サイト-81での仕事を終えた帰り、円居は同行者のトランと共に車の時計を見遣った。
「そろそろ昼食の頃合いだな。何か食うか……和食とかでどうだ?」
「和食!?」
「インディアナ州は日本企業も多いから、そこで働いてる日本人向けに和食の店も結構あるんだよ。お前は何が好きだ?」
「ラーメン」
海外で遭遇する和食は魔改造されているものも多いが、ネットで調べた限りだとインディアナ州には本当にまともな店も案外あるらしい。円居の気分が上向きかけたその時、ダッシュボードに固定されていたトランのスマホが着信を告げた。
『アーネル、頼みがある』
「トレバー? 藪から棒に何だよ……事件か?」
『まだ未遂だが、大事件になる可能性はある……かもしれない』
「曖昧だな。ちゃんと話してくれ」
『順を追って話そう。先日、UIUからの報告によってインディアナ州の高校で発生している空間異常*1が発見された』
「……連中がまた何かやらかしたのか?」
UIU、FBI異常事件課の通称だ。冷戦当時に設立され、かつては財団と共闘することもあった組織だが、ソ連崩壊後は存在意義が薄れて急速に弱体化。トランの微妙な反応からわかる通り、現代においては厄介者として囁かれることの方が多い。
身も蓋もない言い方をすれば、UIUはFBI内でも左遷先*2の扱いを受けている日陰部署である。財団やGOCのように異常存在と相対するノウハウがないことより、無駄に意欲があるせいで空回りする人間が集まっているのが問題なのだ。
そもそも財団には元々ただの警官だったにも関わらず、異常事態に対する冷静な判断力*3を買われて急遽スカウトされた人員なども少なくない。このように財団から声が掛かることもなく、未だUIUにいる時点で世界の闇と向き合うには不適格と見做された後なのだ。
勿論、UIUがちゃんと仕事をすることもある。時には財団より早くに異常事態を発見し、迅速に状況を共有してくれることもあるのだ。だが、問題は彼らのエリートへ返り咲きたいという意欲が先行した結果、財団に状況を共有しない場合である。
『UIUの奴ら、手柄欲しさにすぐには財団に報告せず自力解決を試みたらしい。結果、近隣住民は雑に記憶処理された挙句、インディアナ州のそこかしこに動かされた後だったわけだ』
車内に沈黙が落ちた。言葉を失うとはまさしくこういう心情を言うのだろう。
『現場検証だけじゃ具体的な状況の把握には限界がある。何とかして元住民の所在地を突き止め、記憶の復元を行う必要があるが……それはいい。無駄な手間を増やされた怒りはあるが、どうにかできる』
今でこそ記憶処理剤といえば狙った記憶だけを消せる便利な薬という扱いだが、昔はそこまで都合のいい代物でもなかった。効果は確かだが精度が低く、重篤な記憶障害を引き起こすこともあったのだ。
財団はそれらの問題をアノマリー由来の素材を用いることで回避したが、そんな危険物を財団の外に出すわけにもいかない。つまり、UIUが調達できる記憶処理剤は大昔と同じ劣悪品だけだ。そんなものを飲まされた近隣住民の記憶がどうなったかは語るまでもないだろう。
一応財団には消えた記憶を復元する技術もあるが、あれは記憶処理ほど簡単に行えるものでもない。

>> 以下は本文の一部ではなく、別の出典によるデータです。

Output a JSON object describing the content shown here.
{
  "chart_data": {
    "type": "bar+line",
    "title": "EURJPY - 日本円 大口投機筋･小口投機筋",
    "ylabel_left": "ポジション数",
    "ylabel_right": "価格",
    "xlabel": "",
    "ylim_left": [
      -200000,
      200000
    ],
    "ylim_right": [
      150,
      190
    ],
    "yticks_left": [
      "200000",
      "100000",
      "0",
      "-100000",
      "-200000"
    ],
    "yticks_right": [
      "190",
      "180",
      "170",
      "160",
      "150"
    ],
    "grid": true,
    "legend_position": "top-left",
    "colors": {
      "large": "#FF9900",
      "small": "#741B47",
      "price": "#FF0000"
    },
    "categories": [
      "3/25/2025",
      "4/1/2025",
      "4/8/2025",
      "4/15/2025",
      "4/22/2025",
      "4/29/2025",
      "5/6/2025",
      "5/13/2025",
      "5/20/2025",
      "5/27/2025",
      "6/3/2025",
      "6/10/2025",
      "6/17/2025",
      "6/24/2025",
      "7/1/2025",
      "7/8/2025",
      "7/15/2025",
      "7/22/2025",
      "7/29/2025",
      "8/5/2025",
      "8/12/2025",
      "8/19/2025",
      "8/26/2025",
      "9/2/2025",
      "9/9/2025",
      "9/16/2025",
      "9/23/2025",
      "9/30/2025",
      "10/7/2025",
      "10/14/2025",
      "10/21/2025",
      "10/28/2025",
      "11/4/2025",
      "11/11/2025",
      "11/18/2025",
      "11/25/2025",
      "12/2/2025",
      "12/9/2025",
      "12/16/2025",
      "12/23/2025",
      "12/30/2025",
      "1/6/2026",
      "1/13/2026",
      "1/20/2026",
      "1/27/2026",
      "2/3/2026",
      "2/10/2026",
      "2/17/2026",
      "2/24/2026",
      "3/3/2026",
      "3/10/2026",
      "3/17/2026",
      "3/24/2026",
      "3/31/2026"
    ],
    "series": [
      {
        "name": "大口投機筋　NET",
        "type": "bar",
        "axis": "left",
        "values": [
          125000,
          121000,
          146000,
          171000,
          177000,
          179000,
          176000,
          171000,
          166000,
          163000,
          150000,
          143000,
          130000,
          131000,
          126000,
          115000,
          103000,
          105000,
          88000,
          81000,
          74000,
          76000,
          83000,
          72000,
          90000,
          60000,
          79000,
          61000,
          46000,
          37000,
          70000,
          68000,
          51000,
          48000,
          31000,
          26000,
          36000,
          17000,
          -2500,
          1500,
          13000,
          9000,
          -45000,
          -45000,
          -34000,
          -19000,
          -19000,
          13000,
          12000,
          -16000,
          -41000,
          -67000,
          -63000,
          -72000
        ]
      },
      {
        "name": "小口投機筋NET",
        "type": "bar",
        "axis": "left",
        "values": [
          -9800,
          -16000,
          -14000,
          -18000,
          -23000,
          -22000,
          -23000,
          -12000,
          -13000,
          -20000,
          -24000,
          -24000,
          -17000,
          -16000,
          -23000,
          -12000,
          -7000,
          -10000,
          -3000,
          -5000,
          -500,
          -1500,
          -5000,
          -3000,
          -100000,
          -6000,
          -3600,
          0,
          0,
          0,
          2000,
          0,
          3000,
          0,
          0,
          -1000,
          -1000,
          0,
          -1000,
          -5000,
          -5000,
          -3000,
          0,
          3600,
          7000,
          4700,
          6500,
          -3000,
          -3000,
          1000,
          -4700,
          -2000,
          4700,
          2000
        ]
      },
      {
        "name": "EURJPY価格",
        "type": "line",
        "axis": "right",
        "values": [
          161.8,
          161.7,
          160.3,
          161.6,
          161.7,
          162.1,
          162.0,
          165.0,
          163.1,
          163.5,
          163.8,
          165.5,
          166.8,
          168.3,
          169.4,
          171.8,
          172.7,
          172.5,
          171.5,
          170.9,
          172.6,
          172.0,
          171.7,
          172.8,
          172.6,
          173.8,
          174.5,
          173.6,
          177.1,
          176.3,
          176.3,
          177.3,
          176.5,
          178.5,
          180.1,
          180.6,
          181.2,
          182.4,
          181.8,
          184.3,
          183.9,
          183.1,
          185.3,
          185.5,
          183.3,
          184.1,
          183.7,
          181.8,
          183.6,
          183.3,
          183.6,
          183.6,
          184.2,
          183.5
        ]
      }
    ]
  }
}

その辺りの事情を踏まえると、電話口の声音がどことなく怒気を帯びているのも当然と言えた。
『ただ、問題はついさっきUIUのエージェントを見かけたってことなんだ』
「それだけの騒ぎを起こしておいて、まだ凝りてないのか……?」
『さすがに今回の件にはもう関わってこないと思いたいが……予想できない行動を取る連中だからな。念のため何をしようとしているのか把握しておきたい。普段なら然して気にしないんだが、今回はすでにやらかした後だしな』
「電話……だと言うことを聞くとは限らないか」
そもそも財団は最初から、UIUの手に余るような案件はすぐにでも報告を入れるよう要求している。それを無視して度々騒ぎを起こしている以上、電話口で釘を刺しても効果があるかどうか怪しかった。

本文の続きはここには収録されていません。